ICRC doctor Francisco Ortiz, who typically sees more than 100 patients a day during the river trips, says many of the conditions he sees should be minor, but rapidly become serious, even life-threatening, because they are not treated soon enough.

"I really worry a lot about the people here," he says.

"It's so difficult for them to see a doctor, they only see one when we come. And so many of them have conditions which are preventable, or which we could treat if we saw them in time."

One such example is 44-year-old Mercedes, a mother of four children.

The last time the ICRC team visited she was given a routine test for cervical cancer. Today, four crucial months later, is the first time Dr Ortiz is able to tell her it is positive.

Now she must get the money together for the trip up the river to hospital, and her children must prepare for a long period without her.

The ICRC will help her with her travel costs, but it may not be enough, and her treatment may not be in time.

Image caption,

This seven-month-old baby needed treatment for pneumonia

"Crying about it won't get me anywhere," she says when she is told the news. "I can't do anything about it, I will just have to be calm and patient."

The situation of women like Mercedes is one of the reasons the ICRC has launched its campaign to remind warring parties that health and health services must be protected, and medical staff allowed proper access to all those in need.

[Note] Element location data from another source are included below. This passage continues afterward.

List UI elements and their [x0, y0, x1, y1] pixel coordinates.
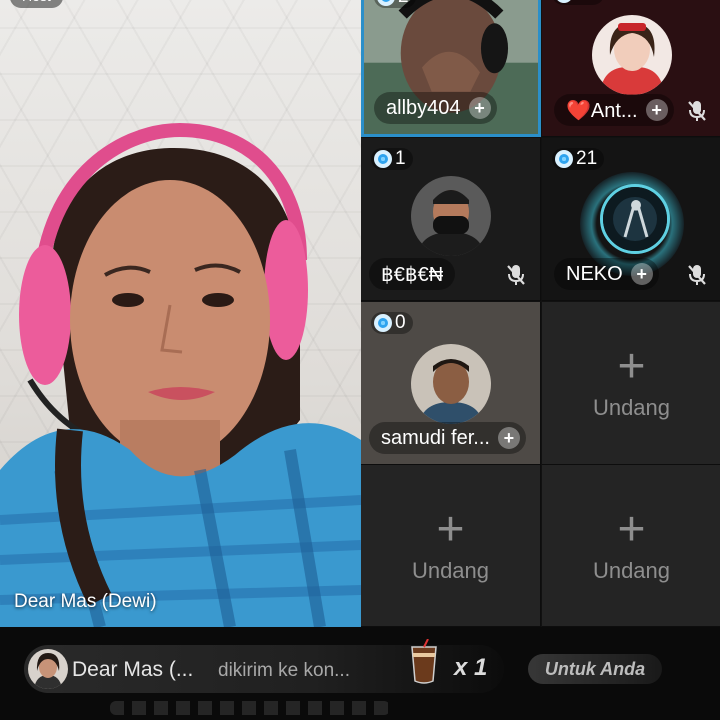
mic-muted-icon: [688, 101, 706, 121]
plus-icon: +: [436, 502, 465, 556]
mic-muted-icon: [688, 265, 706, 285]
seat-score-value: 32: [576, 0, 597, 5]
seat-score-value: 1: [395, 148, 406, 169]
seat-score-badge: 2: [374, 0, 416, 8]
guest-seat-samudi[interactable]: 0 samudi fer... +: [361, 302, 541, 465]
host-video[interactable]: Host Dear Mas (Dewi): [0, 0, 361, 627]
gift-message: dikirim ke kon...: [218, 660, 350, 681]
follow-plus-icon[interactable]: +: [497, 427, 520, 449]
seat-score-value: 0: [395, 312, 406, 333]
guest-seat-grid: 2 allby404 + 32 ❤️Ant... +: [361, 0, 720, 627]
invite-label: Undang: [592, 557, 671, 583]
invite-slot[interactable]: + Undang: [542, 465, 720, 626]
for-you-button[interactable]: Untuk Anda: [528, 654, 662, 684]
gift-count: x 1: [454, 654, 488, 681]
invite-label: Undang: [411, 557, 490, 583]
guest-seat-ant[interactable]: 32 ❤️Ant... +: [542, 0, 720, 137]
seat-avatar: [599, 184, 670, 254]
invite-seat-2[interactable]: + Undang: [361, 465, 541, 627]
seat-name-bar[interactable]: allby404 +: [374, 92, 497, 124]
seat-name-label: allby404: [386, 96, 461, 119]
mic-muted-icon: [507, 265, 525, 285]
scrolling-comments: [110, 701, 390, 715]
host-name-label: Dear Mas (Dewi): [14, 591, 157, 612]
seat-avatar: [410, 176, 491, 256]
guest-seat-bebe[interactable]: 1 ฿€฿€₦: [361, 138, 541, 301]
invite-seat-1[interactable]: + Undang: [542, 302, 720, 465]
seat-name-label: samudi fer...: [381, 426, 490, 449]
follow-plus-icon[interactable]: +: [645, 99, 668, 121]
seat-name-label: ฿€฿€₦: [381, 263, 444, 286]
seat-score-value: 21: [576, 148, 598, 169]
sender-avatar: [28, 649, 68, 689]
gem-icon: [555, 150, 573, 168]
invite-slot[interactable]: + Undang: [542, 302, 720, 464]
gem-icon: [374, 314, 392, 332]
invite-slot[interactable]: + Undang: [361, 465, 540, 626]
plus-icon: +: [617, 340, 646, 393]
bottom-bar: Dear Mas (... dikirim ke kon... x 1 Untu…: [0, 627, 720, 720]
plus-icon: +: [617, 502, 646, 556]
follow-plus-icon[interactable]: +: [468, 97, 491, 119]
seat-score-badge: 32: [552, 0, 605, 5]
seat-avatar: [410, 344, 491, 424]
invite-label: Undang: [592, 395, 671, 420]
seat-name-bar[interactable]: NEKO +: [554, 258, 659, 290]
guest-seat-allby404[interactable]: 2 allby404 +: [361, 0, 541, 137]
gem-icon: [377, 0, 395, 6]
seat-score-badge: 0: [371, 312, 413, 334]
invite-seat-3[interactable]: + Undang: [542, 465, 720, 627]
seat-score-badge: 1: [371, 148, 413, 170]
seat-avatar: [591, 15, 672, 95]
seat-name-label: NEKO: [566, 262, 623, 285]
gift-sender-name: Dear Mas (...: [72, 658, 194, 681]
seat-score-badge: 21: [552, 148, 605, 170]
coffee-cup-icon: [411, 639, 437, 684]
follow-plus-icon[interactable]: +: [630, 263, 653, 285]
host-tag: Host: [10, 0, 63, 8]
gem-icon: [374, 150, 392, 168]
seat-name-bar[interactable]: samudi fer... +: [369, 422, 526, 454]
gift-notification[interactable]: Dear Mas (... dikirim ke kon... x 1: [24, 639, 504, 693]
seat-name-bar[interactable]: ❤️Ant... +: [554, 94, 674, 126]
gem-icon: [555, 0, 573, 3]
seat-score-value: 2: [398, 0, 409, 8]
guest-seat-neko[interactable]: 21 NEKO +: [542, 138, 720, 301]
host-video-feed: [0, 122, 361, 627]
seat-name-label: ❤️Ant...: [566, 99, 638, 122]
seat-name-bar[interactable]: ฿€฿€₦: [369, 258, 456, 290]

But for the people of the Caguan River region, health is a right they have long given up on.

"What I hear over and over from the people here," says Abdi Ismail, "is that they simply have no right to get sick, it's not an option they are allowed to have."

And when the ICRC team packs up its medical equipment and travels back up the river, those left on shore know they will not see a doctor again for four months.

Anyone who is ill will simply have to wait, and hope.